Elle ouvre la portière.
« Tu flaires quelque chose, dit Hodges. Ou je me trompe ?
— Non, tu vois juste. Appelons ça le Holly-flair. Allons-y. »
25
Alors qu’ils sont en train de grimper les larges marches de l’entrée du lycée et de passer sous la devise L’ÉDUCATION EST LE FLAMBEAU DE LA VIE, la porte de Andrew Halliday Rare Editions s’ouvre à nouveau et Pete Saubers entre. Il remonte l’allée centrale puis s’arrête, sourcils froncés. C’est pas M. Halliday qui est assis au bureau. Par bien des aspects, le type qui le remplace est même l’exact opposé de M. Halliday, pâle au lieu de rougeaud (sauf ses lèvres qui sont étrangement rouges), les cheveux blancs au lieu de chauve, et mince au lieu de gros. Presque squelettique. Merde. Pete s’attendait à ce que son scénario foire, mais pas aussi vite.
« Où est M. Halliday ? J’avais rendez-vous avec lui. »
L’inconnu lui sourit.
« Oui, bien sûr, sauf qu’il ne m’a pas donné votre nom. Il m’a juste parlé d’un jeune homme. Il vous attend dans son bureau de l’arrière-boutique. » Ce qui est vrai. Dans un certain sens. « Allez-y, frappez juste et entrez. »
Peter se détend un peu. Il trouve logique que Halliday ne tienne pas à avoir une entrevue aussi cruciale ici, où n’importe quel client en quête d’un exemplaire d’occasion de Ne tirez pas sur l’oiseau moqueur peut entrer et les interrompre. Il fait preuve de prudence, de prévoyance. Si Pete n’en fait pas autant, il pourra dire au revoir à ses maigres chances de se sortir de tout ça indemne.
« Merci », dit-il, et il se dirige vers le fond du magasin entre les hauts rayonnages de livres.

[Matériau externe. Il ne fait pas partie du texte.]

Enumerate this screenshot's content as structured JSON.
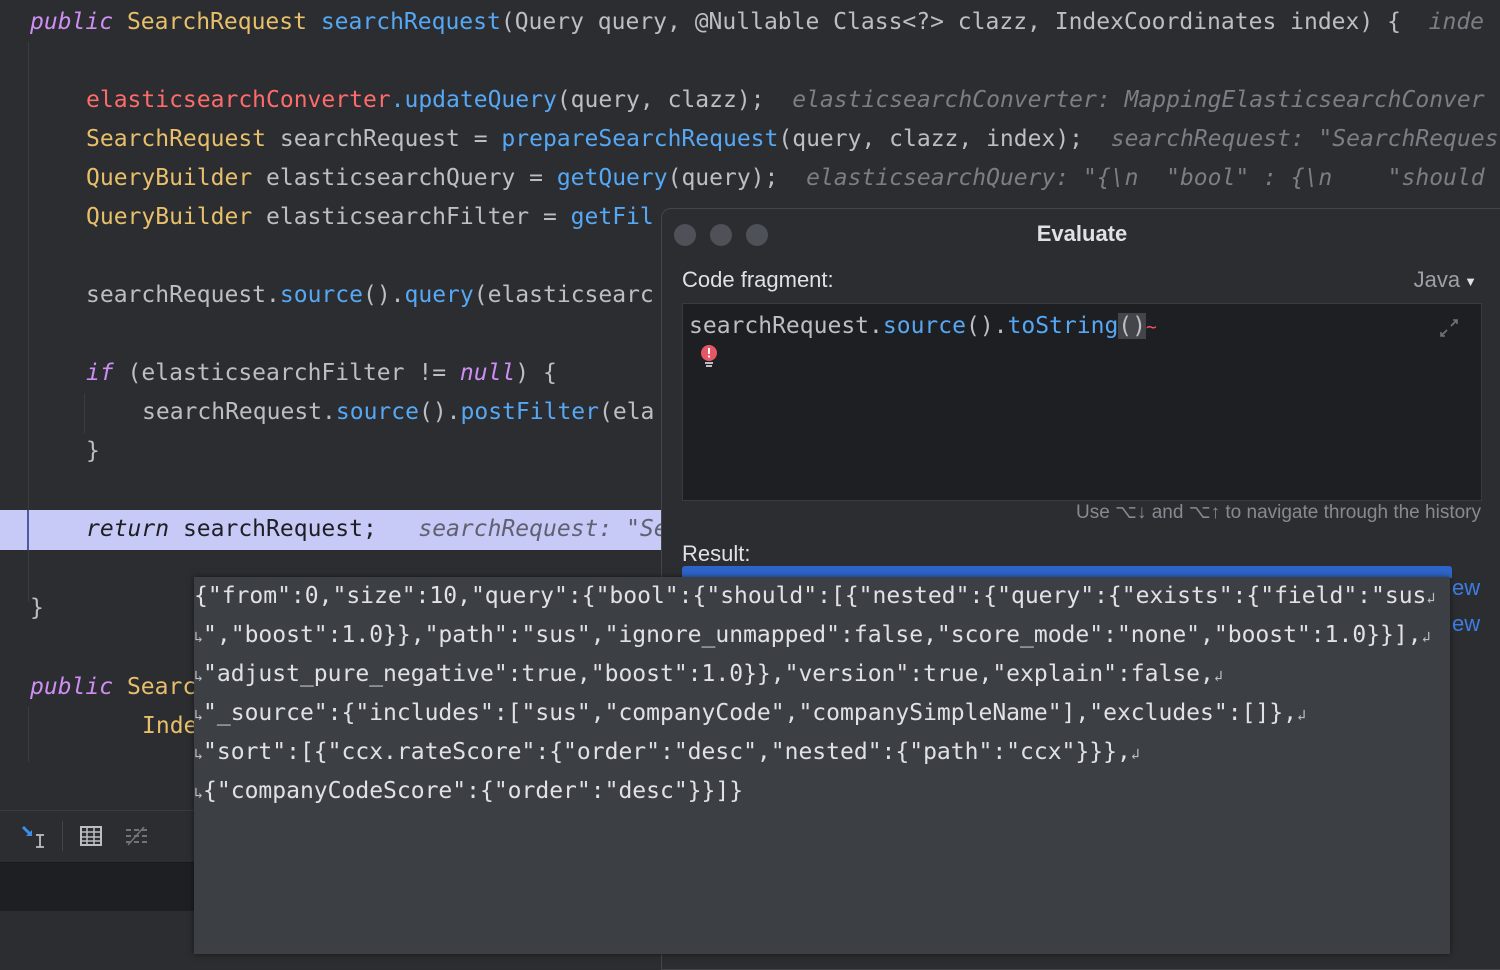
{
  "editor": {
    "line1": {
      "kw": "public",
      "type": "SearchRequest",
      "method": "searchRequest",
      "params": "(Query query, @Nullable Class<?> clazz, IndexCoordinates index) {",
      "hint": "inde"
    },
    "line2": {
      "field": "elasticsearchConverter",
      "method": ".updateQuery",
      "args": "(query, clazz);",
      "hint": "elasticsearchConverter: MappingElasticsearchConver"
    },
    "line3": {
      "type": "SearchRequest",
      "plain": " searchRequest = ",
      "method": "prepareSearchRequest",
      "args": "(query, clazz, index);",
      "hint": "searchRequest: \"SearchReques"
    },
    "line4": {
      "type": "QueryBuilder",
      "plain": " elasticsearchQuery = ",
      "method": "getQuery",
      "args": "(query);",
      "hint": "elasticsearchQuery: \"{\\n  \"bool\" : {\\n    \"should"
    },
    "line5": {
      "type": "QueryBuilder",
      "plain": " elasticsearchFilter = ",
      "method": "getFil"
    },
    "line6": {
      "plain1": "searchRequest.",
      "method1": "source",
      "plain2": "().",
      "method2": "query",
      "plain3": "(elasticsearc"
    },
    "line7": {
      "kw": "if",
      "plain": " (elasticsearchFilter != ",
      "kw2": "null",
      "plain2": ") {"
    },
    "line8": {
      "plain1": "searchRequest.",
      "method1": "source",
      "plain2": "().",
      "method2": "postFilter",
      "plain3": "(ela"
    },
    "line9": {
      "plain": "}"
    },
    "line10": {
      "kw": "return",
      "plain": " searchRequest;",
      "hint": "searchRequest: \"Se"
    },
    "line11": {
      "plain": "}"
    },
    "line12": {
      "kw": "public",
      "type": "Searc"
    },
    "line13": {
      "type": "Inde"
    }
  },
  "evaluate": {
    "title": "Evaluate",
    "code_fragment_label": "Code fragment:",
    "language": "Java",
    "code": {
      "plain1": "searchRequest.",
      "method1": "source",
      "plain2": "().",
      "method2": "toString",
      "caret_text": "()"
    },
    "history_hint": "Use ⌥↓ and ⌥↑ to navigate through the history",
    "result_label": "Result:",
    "side_link_1": "ew",
    "side_link_2": "ew"
  },
  "result_popup": {
    "lines": [
      "{\"from\":0,\"size\":10,\"query\":{\"bool\":{\"should\":[{\"nested\":{\"query\":{\"exists\":{\"field\":\"sus",
      "\",\"boost\":1.0}},\"path\":\"sus\",\"ignore_unmapped\":false,\"score_mode\":\"none\",\"boost\":1.0}}],",
      "\"adjust_pure_negative\":true,\"boost\":1.0}},\"version\":true,\"explain\":false,",
      "\"_source\":{\"includes\":[\"sus\",\"companyCode\",\"companySimpleName\"],\"excludes\":[]},",
      "\"sort\":[{\"ccx.rateScore\":{\"order\":\"desc\",\"nested\":{\"path\":\"ccx\"}}},",
      "{\"companyCodeScore\":{\"order\":\"desc\"}}]}"
    ]
  },
  "icons": [
    "step-into-icon",
    "table-icon",
    "format-icon",
    "error-bulb-icon",
    "expand-icon",
    "wrap-arrow-icon"
  ]
}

Dès qu’il a dépassé le bureau, Morris se lève et file discrètement à l’entrée du magasin. Il retourne la pancarte accrochée à la vitre pour qu’elle indique FERMÉ et non plus OUVERT.
Puis il tourne le verrou.
26
Au bureau de la scolarité du lycée de Northfield, la secrétaire jette un regard curieux au trio de visiteurs qui se présente après les heures de cours mais elle ne pose aucune question. Peut-être imagine-t-elle que ce sont des gens apparentés à un élève en difficulté et qui viennent plaider sa cause. Qui qu’ils soient, du reste, c’est le problème de Howie Ricker, pas le sien.

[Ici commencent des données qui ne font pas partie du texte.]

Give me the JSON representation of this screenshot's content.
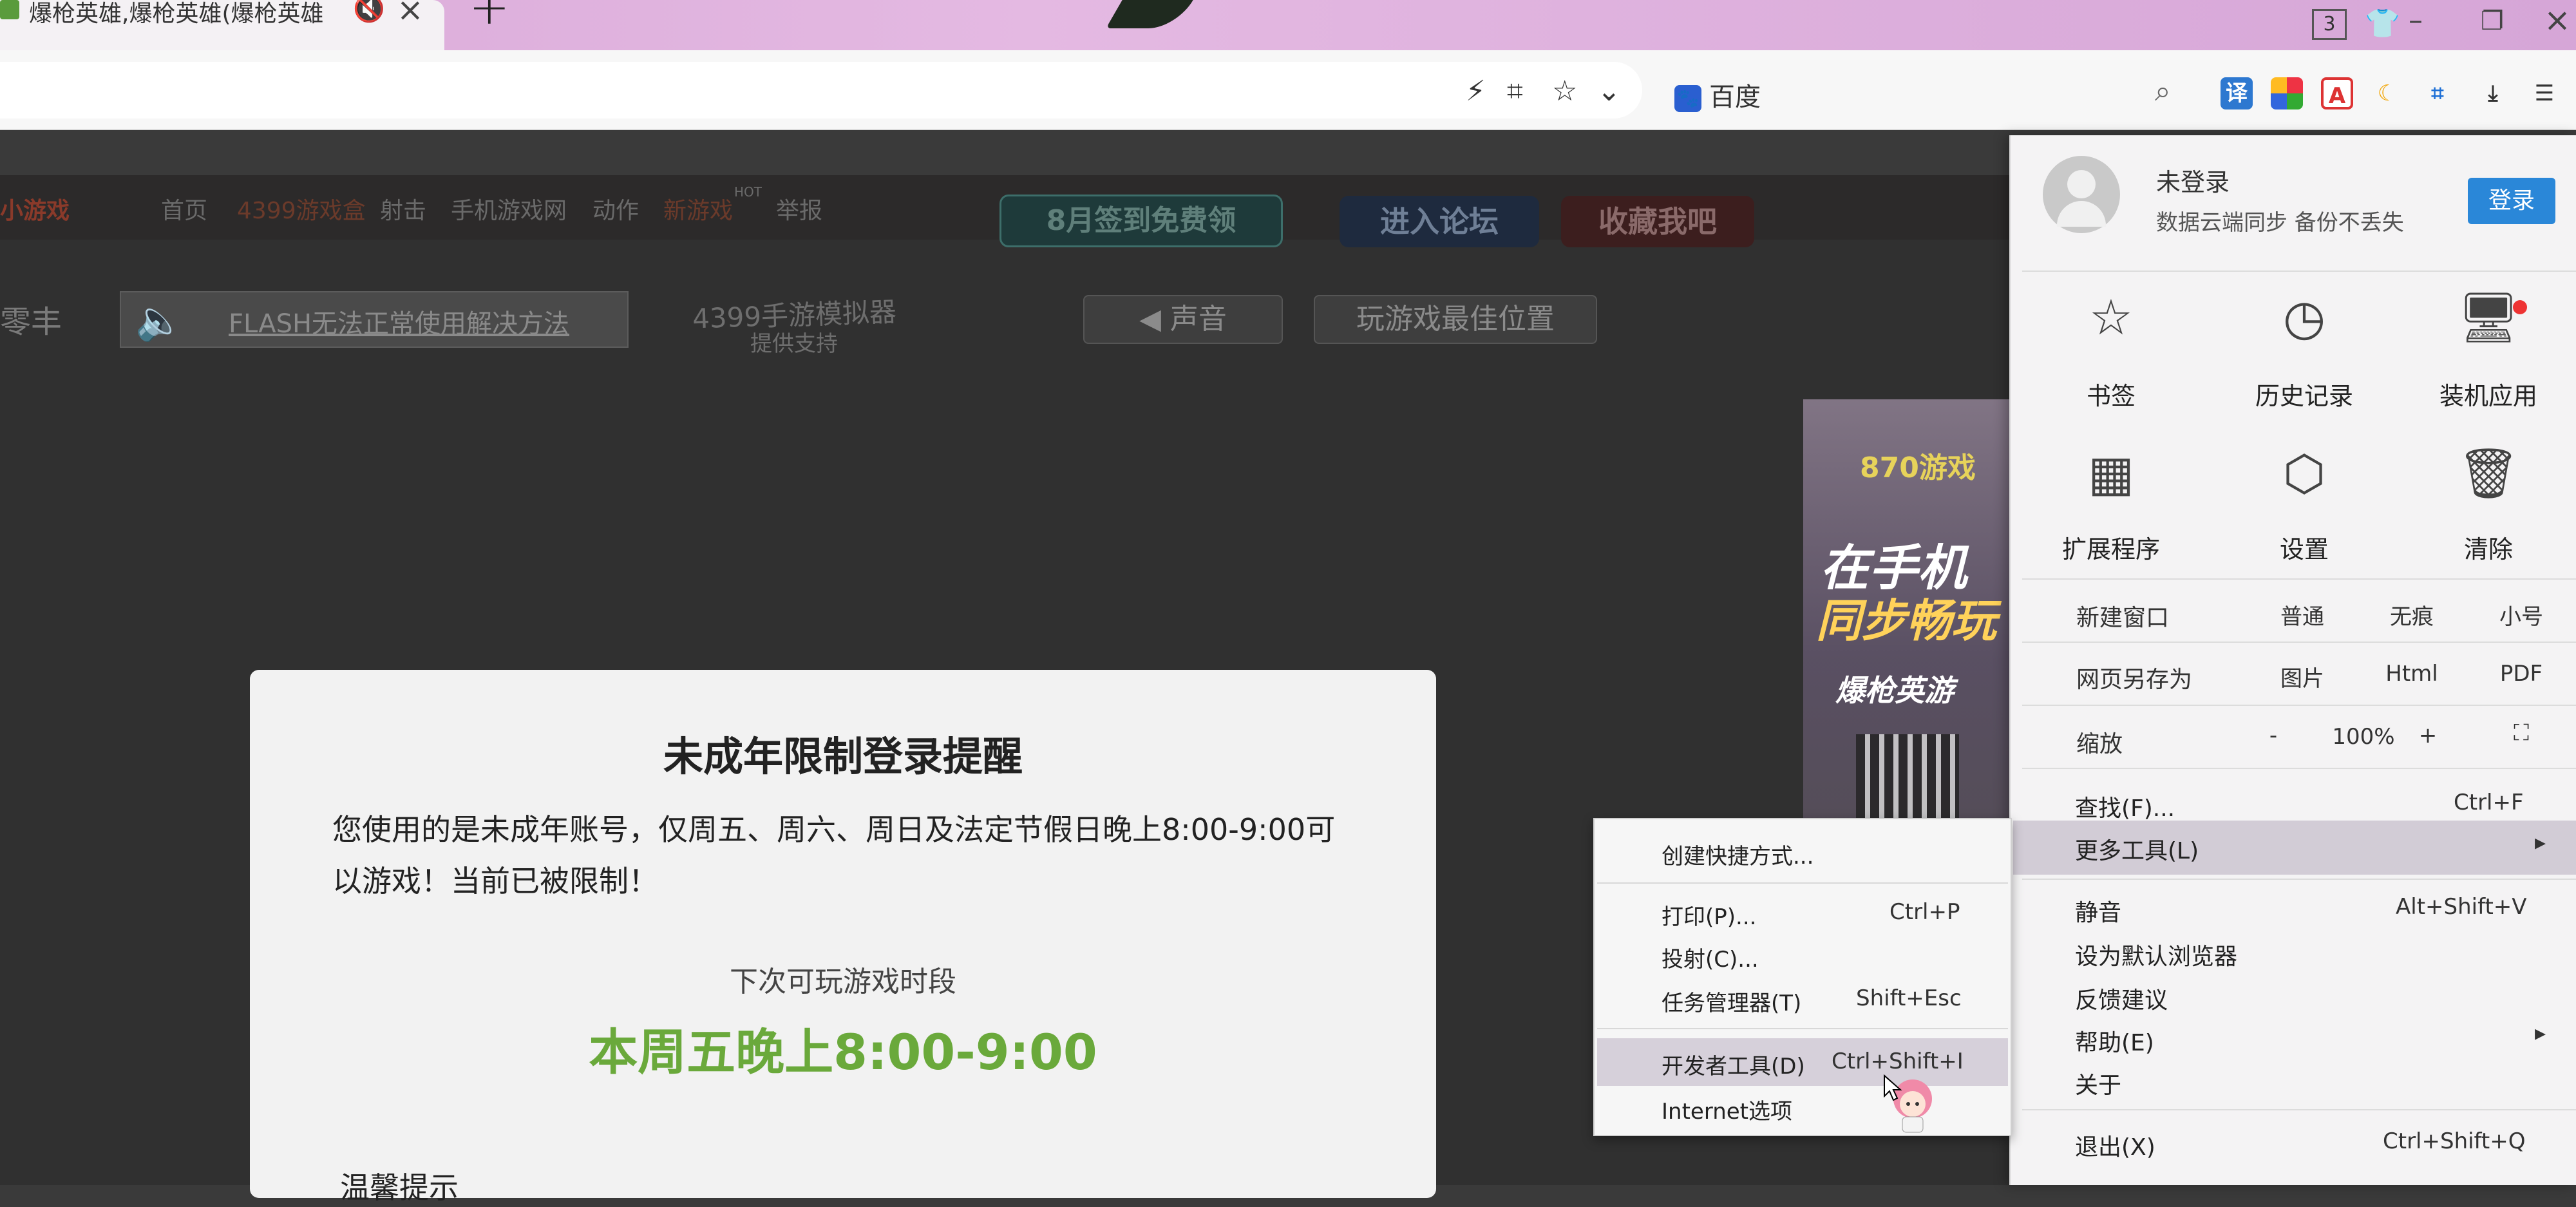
{
  "browser": {
    "tab": {
      "title": "爆枪英雄,爆枪英雄(爆枪英雄",
      "audio_icon": "speaker-mute-icon",
      "close": "×"
    },
    "new_tab": "+",
    "tab_count": "3",
    "search_engine": "百度",
    "search_engine_logo": "🐾",
    "extension_badges": [
      "译",
      "A",
      "☾"
    ]
  },
  "site": {
    "logo": "小游戏",
    "nav": [
      "首页",
      "4399游戏盒",
      "射击",
      "手机游戏网",
      "动作",
      "新游戏",
      "举报"
    ],
    "nav_hot": "HOT",
    "pill_signin": "8月签到免费领",
    "pill_forum": "进入论坛",
    "pill_fav": "收藏我吧",
    "left_cut": "零丰",
    "flash_link": "FLASH无法正常使用解决方法",
    "emu_title": "4399手游模拟器",
    "emu_sub": "提供支持",
    "sound_btn": "声音",
    "best_pos_btn": "玩游戏最佳位置",
    "ad": {
      "brand": "870游戏",
      "line1": "在手机",
      "line2": "同步畅玩",
      "game": "爆枪英游"
    }
  },
  "modal": {
    "title": "未成年限制登录提醒",
    "body": "您使用的是未成年账号，仅周五、周六、周日及法定节假日晚上8:00-9:00可以游戏！当前已被限制！",
    "next_label": "下次可玩游戏时段",
    "next_time": "本周五晚上8:00-9:00",
    "tip": "温馨提示"
  },
  "menu": {
    "user": {
      "name": "未登录",
      "sub": "数据云端同步 备份不丢失",
      "login": "登录"
    },
    "grid": [
      {
        "label": "书签",
        "icon": "star-icon"
      },
      {
        "label": "历史记录",
        "icon": "clock-icon"
      },
      {
        "label": "装机应用",
        "icon": "monitor-icon"
      },
      {
        "label": "扩展程序",
        "icon": "grid-icon"
      },
      {
        "label": "设置",
        "icon": "gear-icon"
      },
      {
        "label": "清除",
        "icon": "trash-icon"
      }
    ],
    "new_window": {
      "label": "新建窗口",
      "opts": [
        "普通",
        "无痕",
        "小号"
      ]
    },
    "save_as": {
      "label": "网页另存为",
      "opts": [
        "图片",
        "Html",
        "PDF"
      ]
    },
    "zoom": {
      "label": "缩放",
      "minus": "-",
      "value": "100%",
      "plus": "+",
      "fullscreen": "⛶"
    },
    "find": {
      "label": "查找(F)...",
      "key": "Ctrl+F"
    },
    "more_tools": {
      "label": "更多工具(L)",
      "arrow": "▸"
    },
    "mute": {
      "label": "静音",
      "key": "Alt+Shift+V"
    },
    "default_browser": "设为默认浏览器",
    "feedback": "反馈建议",
    "help": {
      "label": "帮助(E)",
      "arrow": "▸"
    },
    "about": "关于",
    "exit": {
      "label": "退出(X)",
      "key": "Ctrl+Shift+Q"
    }
  },
  "submenu": {
    "create_shortcut": "创建快捷方式...",
    "print": {
      "label": "打印(P)...",
      "key": "Ctrl+P"
    },
    "cast": "投射(C)...",
    "task_manager": {
      "label": "任务管理器(T)",
      "key": "Shift+Esc"
    },
    "devtools": {
      "label": "开发者工具(D)",
      "key": "Ctrl+Shift+I"
    },
    "internet_options": "Internet选项"
  },
  "colors": {
    "accent_green": "#6aa93b",
    "login_blue": "#2a87d8",
    "tab_bg": "#e4b9e2"
  }
}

Elle consulte un tableau magnétique couvert d’étiquettes multicolores et dit :
« Il devrait encore être dans sa salle. La 209, au deuxième étage, mais s’il vous plaît, jetez un coup d’œil par la fenêtre avant d’entrer pour vous assurer qu’il n’est pas avec un élève. Il assure des permanences aujourd’hui jusqu’à seize heures. Et comme la fin de l’année approche, les élèves sont nombreux à venir trouver leurs professeurs pour des conseils de dernière minute sur leurs devoirs de fin d’année, ou pour leur demander un sursis. »

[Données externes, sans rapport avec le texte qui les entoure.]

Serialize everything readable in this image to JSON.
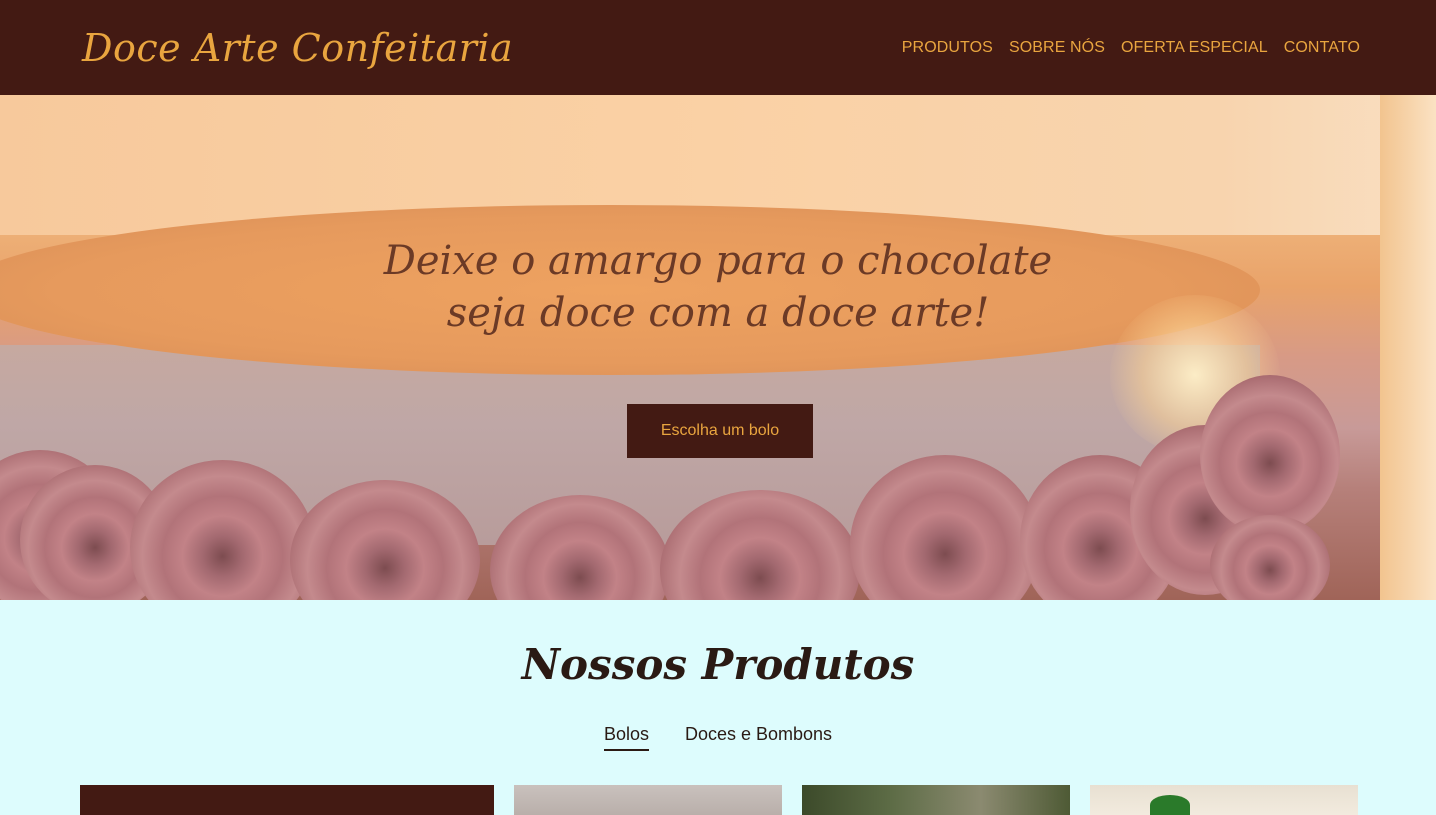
{
  "header": {
    "logo": "Doce Arte Confeitaria",
    "nav": [
      {
        "label": "PRODUTOS"
      },
      {
        "label": "SOBRE NÓS"
      },
      {
        "label": "OFERTA ESPECIAL"
      },
      {
        "label": "CONTATO"
      }
    ]
  },
  "hero": {
    "line1": "Deixe o amargo para o chocolate",
    "line2": "seja doce com a doce arte!",
    "button": "Escolha um bolo"
  },
  "products": {
    "title": "Nossos Produtos",
    "tabs": [
      {
        "label": "Bolos",
        "active": true
      },
      {
        "label": "Doces e Bombons",
        "active": false
      }
    ]
  },
  "colors": {
    "header_bg": "#431a13",
    "accent": "#e9a53f",
    "section_bg": "#ddfcfd"
  }
}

Hodges la remercie et ils empruntent l’escalier où leurs pas résonnent dans l’établissement quasi désert. Quelque part dans les étages inférieurs, un quatuor de musiciens joue « Greensleeves ». Quelque part au-dessus d’eux, une cordiale voix masculine s’exclame jovialement : « Tu déconnes, Malone ! »
La salle 209 est située à mi-couloir au deuxième étage et M. Ricker, cravate desserrée sur une chemise à motifs cachemire acidulés et col déboutonné, est en pleine conversation avec une jeune fille qui s’explique avec de grands gestes mélodramatiques. Ricker lève les yeux, note qu’il a de la visite, et reporte son attention sur sa jeune élève.